In short, don’t be an idiot and we’ll both benefit.
Some damaged items still have salvage value. However, if an item is not working, it should be labeled as such. I’ve sometimes been able to restore things that aren’t working just by taking them apart, cleaning them, and putting them back together again. I’ve always had this knack. Some people actually make some pretty good money by doing this. Chances are, though, the vacuum IS a pile of junk…and worth no more than $10.
I’ve also bought moth-eaten or stained items, just for the fabric. I know that a lot of quilters do this. Again, though, the seller shouldn’t price the item high at all.
In fact, I mostly agree with you, garage sale prices are sometimes quite unreasonable.
No skunks around here, but the pollen count is so high I have to leave the A/C on even though it’s only about 72 out. I start sneezing the minute I go outside, and I have yet to meet an allergy pill that doesn’t make me sleepy. Even the allegedly non-drowsy stuff.
That and the noise and dust and smell of hot tar from the parking lot repair crews working 6am to 9pm every day for the last week. Seriously, the parking lots were in desperate need of repair but that’s gotta be a violation of some sort of noise ordinance. They should be just about done, there’s not that many parking lots in this apartment complex.
I’d love to see a cop too! Especially for those drivers who don’t even UNDERSTAND the rules of the road in this state and stop for school buses WHEN THEY DON’T HAVE TO AND AREN’T SUPPOSED TO AND SCREW ALL OF US UP BEHIND THEM!! For crying out loud - I"m all for obeying the law - really - IF YOU KNOW WHAT IT IS.
Someone remind me that when I move, I should NOT live down the street from where the school’s busses are stored. Sigh.
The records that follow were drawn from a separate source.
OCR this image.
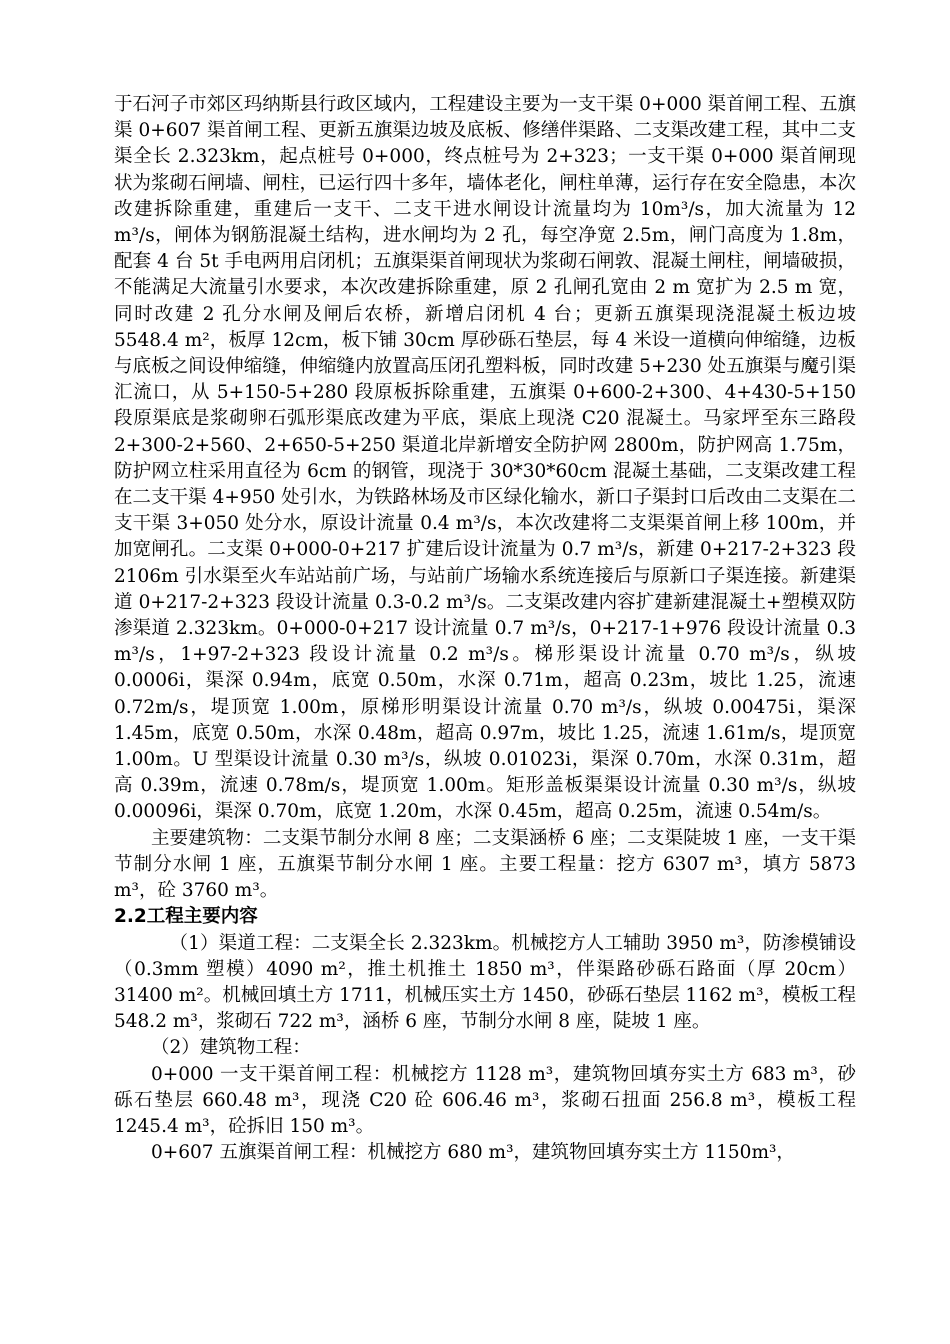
于石河子市郊区玛纳斯县行政区域内，工程建设主要为一支干渠 0+000 渠首闸工程、五旗渠 0+607 渠首闸工程、更新五旗渠边坡及底板、修缮伴渠路、二支渠改建工程，其中二支渠全长 2.323km，起点桩号 0+000，终点桩号为 2+323；一支干渠 0+000 渠首闸现状为浆砌石闸墙、闸柱，已运行四十多年，墙体老化，闸柱单薄，运行存在安全隐患，本次改建拆除重建，重建后一支干、二支干进水闸设计流量均为 10m³/s，加大流量为 12 m³/s，闸体为钢筋混凝土结构，进水闸均为 2 孔，每空净宽 2.5m，闸门高度为 1.8m，配套 4 台 5t 手电两用启闭机；五旗渠渠首闸现状为浆砌石闸敦、混凝土闸柱，闸墙破损，不能满足大流量引水要求，本次改建拆除重建，原 2 孔闸孔宽由 2 m 宽扩为 2.5 m 宽，同时改建 2 孔分水闸及闸后农桥，新增启闭机 4 台；更新五旗渠现浇混凝土板边坡 5548.4 m²，板厚 12cm，板下铺 30cm 厚砂砾石垫层，每 4 米设一道横向伸缩缝，边板与底板之间设伸缩缝，伸缩缝内放置高压闭孔塑料板，同时改建 5+230 处五旗渠与魔引渠汇流口，从 5+150-5+280 段原板拆除重建，五旗渠 0+600-2+300、4+430-5+150 段原渠底是浆砌卵石弧形渠底改建为平底，渠底上现浇 C20 混凝土。马家坪至东三路段 2+300-2+560、2+650-5+250 渠道北岸新增安全防护网 2800m，防护网高 1.75m，防护网立柱采用直径为 6cm 的钢管，现浇于 30*30*60cm 混凝土基础，二支渠改建工程在二支干渠 4+950 处引水，为铁路林场及市区绿化输水，新口子渠封口后改由二支渠在二支干渠 3+050 处分水，原设计流量 0.4 m³/s，本次改建将二支渠渠首闸上移 100m，并加宽闸孔。二支渠 0+000-0+217 扩建后设计流量为 0.7 m³/s，新建 0+217-2+323 段 2106m 引水渠至火车站站前广场，与站前广场输水系统连接后与原新口子渠连接。新建渠道 0+217-2+323 段设计流量 0.3-0.2 m³/s。二支渠改建内容扩建新建混凝土+塑模双防渗渠道 2.323km。0+000-0+217 设计流量 0.7 m³/s，0+217-1+976 段设计流量 0.3 m³/s，1+97-2+323 段设计流量 0.2 m³/s。梯形渠设计流量 0.70 m³/s，纵坡 0.0006i，渠深 0.94m，底宽 0.50m，水深 0.71m，超高 0.23m，坡比 1.25，流速 0.72m/s，堤顶宽 1.00m，原梯形明渠设计流量 0.70 m³/s，纵坡 0.00475i，渠深 1.45m，底宽 0.50m，水深 0.48m，超高 0.97m，坡比 1.25，流速 1.61m/s，堤顶宽 1.00m。U 型渠设计流量 0.30 m³/s，纵坡 0.01023i，渠深 0.70m，水深 0.31m，超高 0.39m，流速 0.78m/s，堤顶宽 1.00m。矩形盖板渠渠设计流量 0.30 m³/s，纵坡 0.00096i，渠深 0.70m，底宽 1.20m，水深 0.45m，超高 0.25m，流速 0.54m/s。

主要建筑物：二支渠节制分水闸 8 座；二支渠涵桥 6 座；二支渠陡坡 1 座，一支干渠节制分水闸 1 座，五旗渠节制分水闸 1 座。主要工程量：挖方 6307 m³，填方 5873 m³，砼 3760 m³。

2.2工程主要内容

（1）渠道工程：二支渠全长 2.323km。机械挖方人工辅助 3950 m³，防渗模铺设（0.3mm 塑模）4090 m²，推土机推土 1850 m³，伴渠路砂砾石路面（厚 20cm）31400 m²。机械回填土方 1711，机械压实土方 1450，砂砾石垫层 1162 m³，模板工程 548.2 m³，浆砌石 722 m³，涵桥 6 座，节制分水闸 8 座，陡坡 1 座。

（2）建筑物工程：

0+000 一支干渠首闸工程：机械挖方 1128 m³，建筑物回填夯实土方 683 m³，砂砾石垫层 660.48 m³，现浇 C20 砼 606.46 m³，浆砌石扭面 256.8 m³，模板工程 1245.4 m³，砼拆旧 150 m³。

0+607 五旗渠首闸工程：机械挖方 680 m³，建筑物回填夯实土方 1150m³，
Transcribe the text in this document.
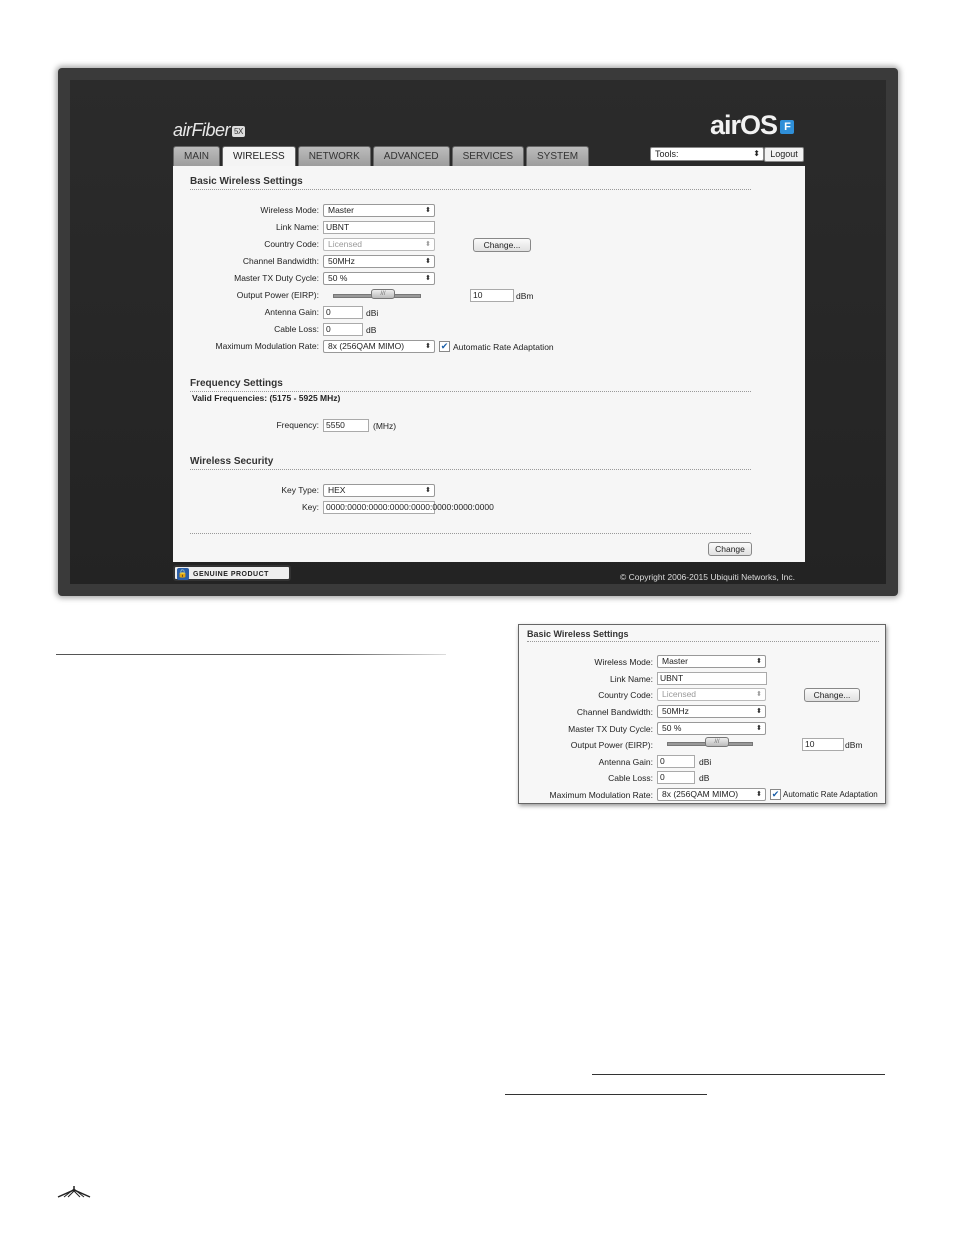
airFiber 5X	airOS F
MAIN	WIRELESS	NETWORK	ADVANCED	SERVICES	SYSTEM	Tools:	⬍	Logout
Basic Wireless Settings
Wireless Mode:	Master	⬍
Link Name: UBNT
Country Code:	Licensed	⬍	Change...
Channel Bandwidth:	50MHz	⬍
Master TX Duty Cycle:	50 %	⬍
Output Power (EIRP):	///	10	dBm
Antenna Gain: 0	dBi
Cable Loss: 0	dB
Maximum Modulation Rate:	8x (256QAM MIMO)	⬍ ✔ Automatic Rate Adaptation
Frequency Settings
Valid Frequencies: (5175 - 5925 MHz)
Frequency: 5550	(MHz)
Wireless Security
Key Type:	HEX	⬍
Key: 0000:0000:0000:0000:0000:0000:0000:0000
Change
🔒 GENUINE PRODUCT	© Copyright 2006-2015 Ubiquiti Networks, Inc.
Basic Wireless Settings
Wireless Mode:	Master	⬍
Link Name: UBNT
Country Code:	Licensed	⬍	Change...
Channel Bandwidth:	50MHz	⬍
Master TX Duty Cycle:	50 %	⬍
Output Power (EIRP):	///	10	dBm
Antenna Gain: 0	dBi
Cable Loss: 0	dB
Maximum Modulation Rate:	8x (256QAM MIMO)	⬍ ✔ Automatic Rate Adaptation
That always makes me kind of chuckle at garage sales - how overpriced some people think their junk is. If it’s old, broken, used-up, whatever, it just isn’t worth that much.
Also, put prices on all your damned stuff. I don’t want to have to ask the price for every little thing I look at.
In my neighbourhood, it’s the school zones that are blowing everyone’s minds. They were driving slowly through them all summer, when school wasn’t in session and they weren’t in effect, and now they’re tailgating me badly through them now that school’s back in and they’re back in effect. Sheesh. I don’t have kids, and somehow I manage to know how to obey a school zone!